La pratique, pourtant, est légale depuis 2001 d’après l’article 2123-1 du code de la santé publique qui mentionne : « Elle [la ligature des trompes] ne peut être pratiquée que si la personne majeure intéressée a exprimé une volonté libre, motivée et délibérée en considération d’une information claire et complète sur ses conséquences. » Pour ce faire, il suffit de prendre rendez-vous avec un.e médecin, patienter le temps d’un délai de réflexion de quatre mois, se rendre à un nouveau rendez-vous pour confirmer la demande par écrit et, enfin, passer sous le bistouri. Dans les faits, on demande souvent aux intéressées des autorisations médicales, ou de psys, sans que cela ne soit inscrit dans la loi.

«On est quand même en 2020, c’est mon corps, j’en fais bien ce que je veux !»

Publicité

« Depuis des années, je parle à ma mère du fait que je ne veux pas d’enfant. Quand je pense grossesse, j’imagine le fœtus en moi, et, c’est compliqué à dire mais ça me dégoûte. Je sens que ce n’est pas fait pour moi », confesse Maud, intérimaire de 23 ans, résidant en Haute-Loire. Consciente du temps que vont prendre les démarches, elle a voulu discuter de sa volonté de stérilisation définitive avec son médecin. Seule réponse : « Vous allez le regretter », ainsi qu’un topo sur toutes les autres méthodes contraceptives existantes. « Je trouve le processus infantilisant. On est quand même en 2020, c’est mon corps, j’en fais bien ce que je veux !», rage-t-elle. A ses côtés, sa mère, Valérie, acquiesce.

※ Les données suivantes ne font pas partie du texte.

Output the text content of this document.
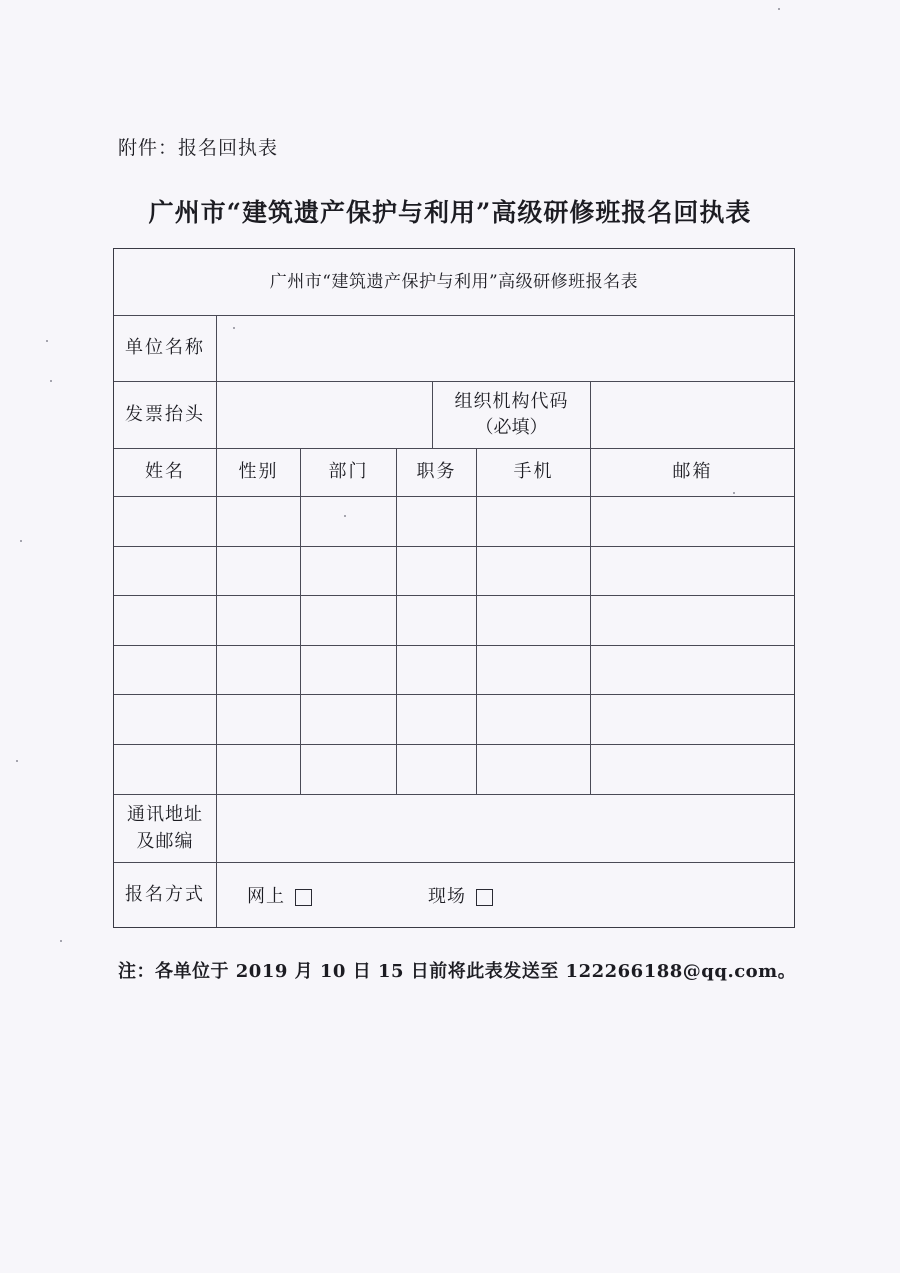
附件：报名回执表
广州市“建筑遗产保护与利用”高级研修班报名回执表
广州市“建筑遗产保护与利用”高级研修班报名表
单位名称
发票抬头
组织机构代码
（必填）
姓名	性别	部门	职务	手机	邮箱
通讯地址
及邮编
报名方式 网上	现场
注：各单位于 2019 月 10 日 15 日前将此表发送至 122266188@qq.com。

Cela fait dix ans qu’elle a eu recours à une ligature des trompes après trois enfants, quand même. « J’ai fini par y arriver mais les praticiens me bousculaient dans mes certitudes. Je savais ce que je voulais, j’avais l’impression d’être agressée par leurs questions, surtout lorsqu’ils ont demandé si mon mari était d’accord avec ce choix… »

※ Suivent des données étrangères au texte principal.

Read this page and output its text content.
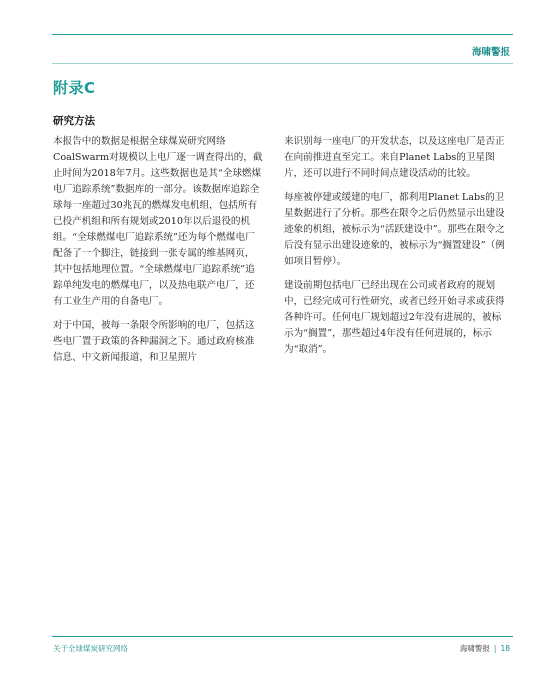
海啸警报
附录C
研究方法

本报告中的数据是根据全球煤炭研究网络CoalSwarm对规模以上电厂逐一调查得出的，截止时间为2018年7月。这些数据也是其“全球燃煤电厂追踪系统”数据库的一部分。该数据库追踪全球每一座超过30兆瓦的燃煤发电机组，包括所有已投产机组和所有规划或2010年以后退役的机组。“全球燃煤电厂追踪系统”还为每个燃煤电厂配备了一个脚注，链接到一张专属的维基网页，其中包括地理位置。“全球燃煤电厂追踪系统”追踪单纯发电的燃煤电厂，以及热电联产电厂，还有工业生产用的自备电厂。

对于中国，被每一条限令所影响的电厂，包括这些电厂置于政策的各种漏洞之下。通过政府核准信息、中文新闻报道，和卫星照片

来识别每一座电厂的开发状态，以及这座电厂是否正在向前推进直至完工。来自Planet Labs的卫星图片，还可以进行不同时间点建设活动的比较。

每座被停建或缓建的电厂，都利用Planet Labs的卫星数据进行了分析。那些在限令之后仍然显示出建设迹象的机组，被标示为“活跃建设中”。那些在限令之后没有显示出建设迹象的，被标示为“搁置建设”（例如项目暂停）。

建设前期包括电厂已经出现在公司或者政府的规划中，已经完成可行性研究，或者已经开始寻求或获得各种许可。任何电厂规划超过2年没有进展的，被标示为“搁置”，那些超过4年没有任何进展的，标示为“取消”。

关于全球煤炭研究网络	海啸警报 | 18
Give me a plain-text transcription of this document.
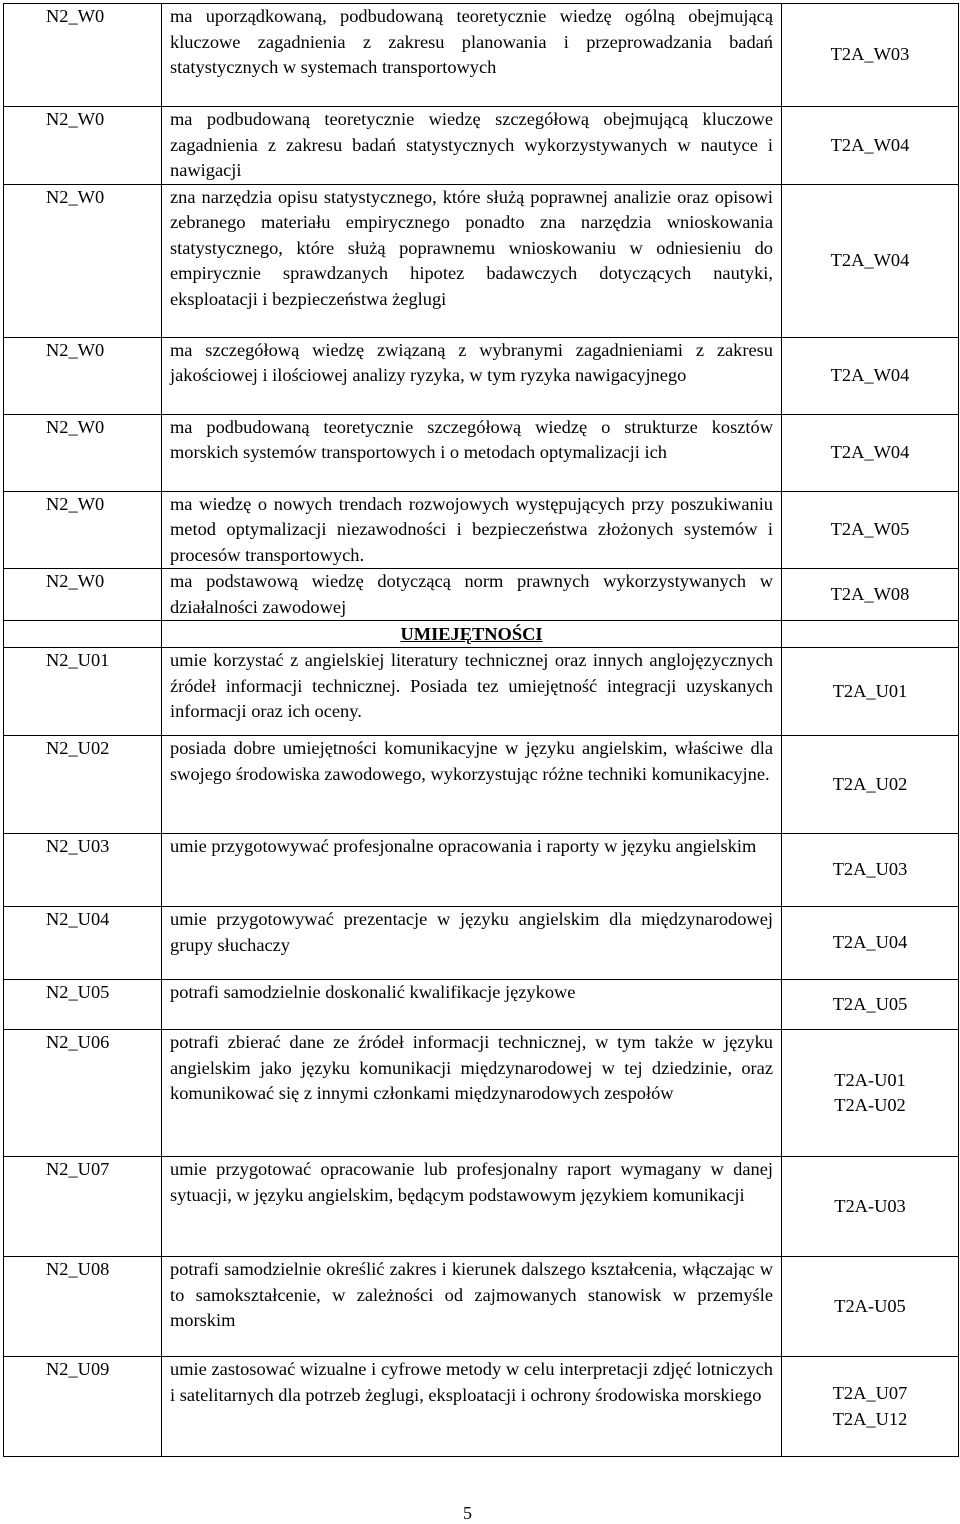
N2_W0	ma uporządkowaną, podbudowaną teoretycznie wiedzę ogólną obejmującą kluczowe zagadnienia z zakresu planowania i przeprowadzania badań statystycznych w systemach transportowych	T2A_W03

N2_W0	ma podbudowaną teoretycznie wiedzę szczegółową obejmującą kluczowe zagadnienia z zakresu badań statystycznych wykorzystywanych w nautyce i nawigacji	T2A_W04

N2_W0	zna narzędzia opisu statystycznego, które służą poprawnej analizie oraz opisowi zebranego materiału empirycznego ponadto zna narzędzia wnioskowania statystycznego, które służą poprawnemu wnioskowaniu w odniesieniu do empirycznie sprawdzanych hipotez badawczych dotyczących nautyki, eksploatacji i bezpieczeństwa żeglugi	T2A_W04

N2_W0	ma szczegółową wiedzę związaną z wybranymi zagadnieniami z zakresu jakościowej i ilościowej analizy ryzyka, w tym ryzyka nawigacyjnego	T2A_W04

N2_W0	ma podbudowaną teoretycznie szczegółową wiedzę o strukturze kosztów morskich systemów transportowych i o metodach optymalizacji ich	T2A_W04

N2_W0	ma wiedzę o nowych trendach rozwojowych występujących przy poszukiwaniu metod optymalizacji niezawodności i bezpieczeństwa złożonych systemów i procesów transportowych.	T2A_W05

N2_W0	ma podstawową wiedzę dotyczącą norm prawnych wykorzystywanych w działalności zawodowej	T2A_W08

	UMIEJĘTNOŚCI	
N2_U01	umie korzystać z angielskiej literatury technicznej oraz innych anglojęzycznych źródeł informacji technicznej. Posiada tez umiejętność integracji uzyskanych informacji oraz ich oceny.	T2A_U01

N2_U02	posiada dobre umiejętności komunikacyjne w języku angielskim, właściwe dla swojego środowiska zawodowego, wykorzystując różne techniki komunikacyjne.	T2A_U02

N2_U03	umie przygotowywać profesjonalne opracowania i raporty w języku angielskim	T2A_U03

N2_U04	umie przygotowywać prezentacje w języku angielskim dla międzynarodowej grupy słuchaczy	T2A_U04

N2_U05	potrafi samodzielnie doskonalić kwalifikacje językowe	T2A_U05

N2_U06	potrafi zbierać dane ze źródeł informacji technicznej, w tym także w języku angielskim jako języku komunikacji międzynarodowej w tej dziedzinie, oraz komunikować się z innymi członkami międzynarodowych zespołów	T2A-U01
T2A-U02

N2_U07	umie przygotować opracowanie lub profesjonalny raport wymagany w danej sytuacji, w języku angielskim, będącym podstawowym językiem komunikacji	T2A-U03

N2_U08	potrafi samodzielnie określić zakres i kierunek dalszego kształcenia, włączając w to samokształcenie, w zależności od zajmowanych stanowisk w przemyśle morskim	T2A-U05

N2_U09	umie zastosować wizualne i cyfrowe metody w celu interpretacji zdjęć lotniczych i satelitarnych dla potrzeb żeglugi, eksploatacji i ochrony środowiska morskiego	T2A_U07
T2A_U12
5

Héritage de l’église catholique

Pour Martin Winckler, cette culture médicale résulte d’un héritage marqué en France : celui de l’église catholique, puisque les médecins ont longtemps été prêtres, ainsi que celui de la pensée psychanalytique freudienne qui « présuppose que le praticien sait toujours mieux ce qu’il passe dans la tête du patient que celui-ci même. » Le tout sans que la formation universitaire d’aujourd’hui ne rectifie le tir, avec une « dizaine d’heures seulement », selon le médecin, consacrées à la contraception. Résultat : encore aujourd’hui, la découverte d’un.e gynécologue pratiquant la ligature des trompes revient à trouver le Saint-Graal. Pour pallier ce manque d’informations, Martin Winckler a publié une liste collaborative de praticien.nes réalisant l’opération, maintenant reprise et actualisée sur les groupes Facebook dédiés à la stérilisation définitive.

Publicité

« J’ai fait deux grossesses sous pilule contraceptive et maintenant, je n’ai qu’une peur : en refaire une », confie Delphine, pâtissière de 23 ans résidant près de Grenoble. Sa bouée de sauvetage ? La contraception définitive. Mais comme beaucoup, cette mère de deux enfants a dû essuyer le refus catégorique de sa gynécologue. A la place, celle-ci a proposé à son conjoint une vasectomie. Le comble. Elle s’élève : « Mon choix est réfléchi quand même ! » Comme de nombreuses femmes, Delphine s’enquiert maintenant à trouver des contacts et des conseils auprès de celles ayant réussi à aller au bout de ce parcours de la combattante. « Je pense que j’en ai encore pour un an », estime-t-elle, en envisageant de se déplacer jusqu’à Paris si ses recherches font chou blanc dans sa région.

La bataille reste donc entière pour faire respecter un droit pourtant présent depuis presque vingt ans dans la législation. « Le soin est une relation d’entraide et ne devrait pas être un rapport de force », prône le médecin Martin Winckler. La route est longue pour y parvenir.